1    HET GEDING IN EERSTE AANLEG

1.1    Het hof verwijst naar de beslissing van de voorzitter van de Raad van Discipline in het ressort Amsterdam (verder: de raad) van 26 april 2019, onder nummer 19-166/A/A, op die datum aan partijen toegezonden. De voorzitter heeft de klacht, met toepassing van artikel 46j Advocatenwet, in alle onderdelen kennelijk ongegrond verklaard. Het hof verwijst verder naar de beslissing van de raad van 9 september 2019 op het verzet van klagers tegen de beslissing van de voorzitter. De raad heeft het verzet ongegrond verklaard.

1.2    De beslissing  van de voorzitter is gepubliceerd op tuchtrecht.nl als ECLI:NL:TADRAMS:2019:92 en de beslissing van de raad als ECLI:NL:TADRAMS:2019:183 .

2    HET GEDING IN HOGER BEROEP

2.1    Het beroepschrift van klagers tegen deze beslissing is op 6 oktober 2019 per e-mail en op 10 oktober 2019 per post ter griffie van het hof ontvangen. Het hof heeft voorts kennis genomen van:

-    het proces-verbaal van het verhandelde ter zitting van de raad op 12

augustus 2019;

-    brief van verweerder van 22 november 2019.

2.2    Het hof heeft de zaak mondeling behandeld ter openbare zitting van 10 januari 2020, waar [klager] namens klagers en verweerder zijn verschenen. Klager heeft gepleit aan de hand van een pleitnota.

3    BEOORDELING

3.1    Bij de beoordeling wordt vooropgesteld dat het hof allereerst dient te oordelen over de ontvankelijkheid van het hoger beroep. Op grond van artikel 46h lid 7 Advocatenwet staat tegen een beslissing van de raad op het verzet tegen een beslissing van de voorzitter van die raad, anders dan in het geval het verzet gegrond wordt verklaard, immers geen rechtsmiddel open. Deze bepaling lijdt slechts uitzondering indien moet worden geoordeeld dat geen sprake is geweest van een eerlijk proces doordat bij de behandeling van het verzet een fundamenteel rechtsbeginsel is geschonden.
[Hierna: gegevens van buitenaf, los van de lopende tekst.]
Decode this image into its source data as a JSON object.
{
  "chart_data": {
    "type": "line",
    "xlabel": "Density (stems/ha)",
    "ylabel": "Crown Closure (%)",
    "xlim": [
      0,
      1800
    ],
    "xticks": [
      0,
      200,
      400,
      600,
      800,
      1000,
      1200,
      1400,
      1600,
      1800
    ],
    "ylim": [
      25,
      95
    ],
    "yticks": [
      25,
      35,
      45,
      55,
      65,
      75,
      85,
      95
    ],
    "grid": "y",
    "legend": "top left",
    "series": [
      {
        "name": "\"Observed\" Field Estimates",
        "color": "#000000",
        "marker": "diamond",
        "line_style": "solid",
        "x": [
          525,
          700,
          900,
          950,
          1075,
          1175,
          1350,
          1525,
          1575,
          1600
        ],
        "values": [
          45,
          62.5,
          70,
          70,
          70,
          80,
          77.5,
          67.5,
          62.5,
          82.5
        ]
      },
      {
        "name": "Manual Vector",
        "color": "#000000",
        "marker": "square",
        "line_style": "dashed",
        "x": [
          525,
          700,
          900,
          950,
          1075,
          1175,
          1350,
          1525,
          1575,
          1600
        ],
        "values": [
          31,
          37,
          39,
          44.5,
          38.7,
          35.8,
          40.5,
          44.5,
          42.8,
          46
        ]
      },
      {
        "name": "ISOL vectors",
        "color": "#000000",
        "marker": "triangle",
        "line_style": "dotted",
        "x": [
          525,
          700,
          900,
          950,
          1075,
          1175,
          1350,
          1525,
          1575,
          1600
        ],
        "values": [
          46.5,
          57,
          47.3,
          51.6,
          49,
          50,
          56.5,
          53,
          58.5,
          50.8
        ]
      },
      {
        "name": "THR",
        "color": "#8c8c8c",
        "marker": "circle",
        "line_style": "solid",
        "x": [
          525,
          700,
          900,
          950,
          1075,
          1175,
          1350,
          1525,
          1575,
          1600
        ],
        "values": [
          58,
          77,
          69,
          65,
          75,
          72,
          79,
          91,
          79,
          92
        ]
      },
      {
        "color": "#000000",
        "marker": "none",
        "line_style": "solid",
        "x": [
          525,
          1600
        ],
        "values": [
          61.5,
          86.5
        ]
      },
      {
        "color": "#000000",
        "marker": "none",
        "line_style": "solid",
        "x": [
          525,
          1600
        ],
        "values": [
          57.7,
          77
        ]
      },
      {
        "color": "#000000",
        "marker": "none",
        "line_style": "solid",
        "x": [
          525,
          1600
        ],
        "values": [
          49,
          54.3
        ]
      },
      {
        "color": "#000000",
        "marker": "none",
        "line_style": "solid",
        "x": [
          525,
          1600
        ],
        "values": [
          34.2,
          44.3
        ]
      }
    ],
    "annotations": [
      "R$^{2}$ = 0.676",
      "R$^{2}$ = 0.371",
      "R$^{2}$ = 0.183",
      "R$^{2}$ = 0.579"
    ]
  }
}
3.2    Klagers hebben in het beroepschrift aangevoerd dat fundamentele beginselen van een behoorlijke rechtspleging zijn geschonden. Klagers stellen dat de motivering van de uitspraak van de raad, voor zover die als zodanig kan worden opgevat, onbegrijpelijk is. De raad is geheel voorbij gegaan aan de door klagers in het verzetschrift en bij de mondelinge behandeling naar voren gebrachte feiten. Klagers achten dit ook een flagrante schending van het beginsel van hoor en wederhoor. Het oordeel van de raad is onjuist en een evidente misslag. De raad dient zijn oordeel te motiveren en het beginsel van hoor en wederhoor zo toe te passen dat die toepassing uit de uitspraak blijkt, aldus klagers.

3.3    Het hof overweegt dat klachten betreffende de motivering van de beslissing geen grond opleveren voor doorbreking van een appelverbod (HR 23 juni 1995, NJ 1995/661). Hetgeen klagers stellen over door hen aangedragen feiten waarop de raad niet is ingegaan betreft niet het beginsel van hoor en wederhoor, maar de inhoud van de beslissing en daarmee de motivering daarvan. Klagers hebben bij de raad de gelegenheid gehad hun argumenten en de onderbouwing daarvan naar voren te brengen en hebben in het beroepschrift benadrukt dat zij daarvan ook gebruik hebben gemaakt. Dat betekent dat het beginsel van hoor en wederhoor niet geschonden is. Dat de raad niet ingegaan is op hetgeen klagers hebben aangevoerd en dat klagers het niet eens zijn met de inhoud van de beslissing van de raad, doet daaraan niet af en is geen reden voor doorbreking van het appelverbod.

3.4    Ook overigens is niet gebleken is dat bij de behandeling van het verzet een fundamenteel rechtsbeginsel is geschonden. Dat betekent dat klagers in hun hoger beroep van de verzetbeslissing niet-ontvankelijk dienen te worden verklaard.

BESLISSING

Het Hof van Discipline:

-    verklaart klagers niet-ontvankelijk in hun beroep tegen de beslissing van de Raad van Discipline in het ressort Amsterdam van 9 september 2018 met nummer 19-166/A/A.

Aldus gewezen door mr. J.D. Streefkerk, voorzitter, mrs. P.J.G. van den Boom en R. Verkijk leden, in tegenwoordigheid van mr. N.A.M. Sinjorgo, griffier, en in het openbaar uitgesproken op 7 februari 2020.

griffier    voorzitter                           

De beslissing is verzonden op 7 februari 2020.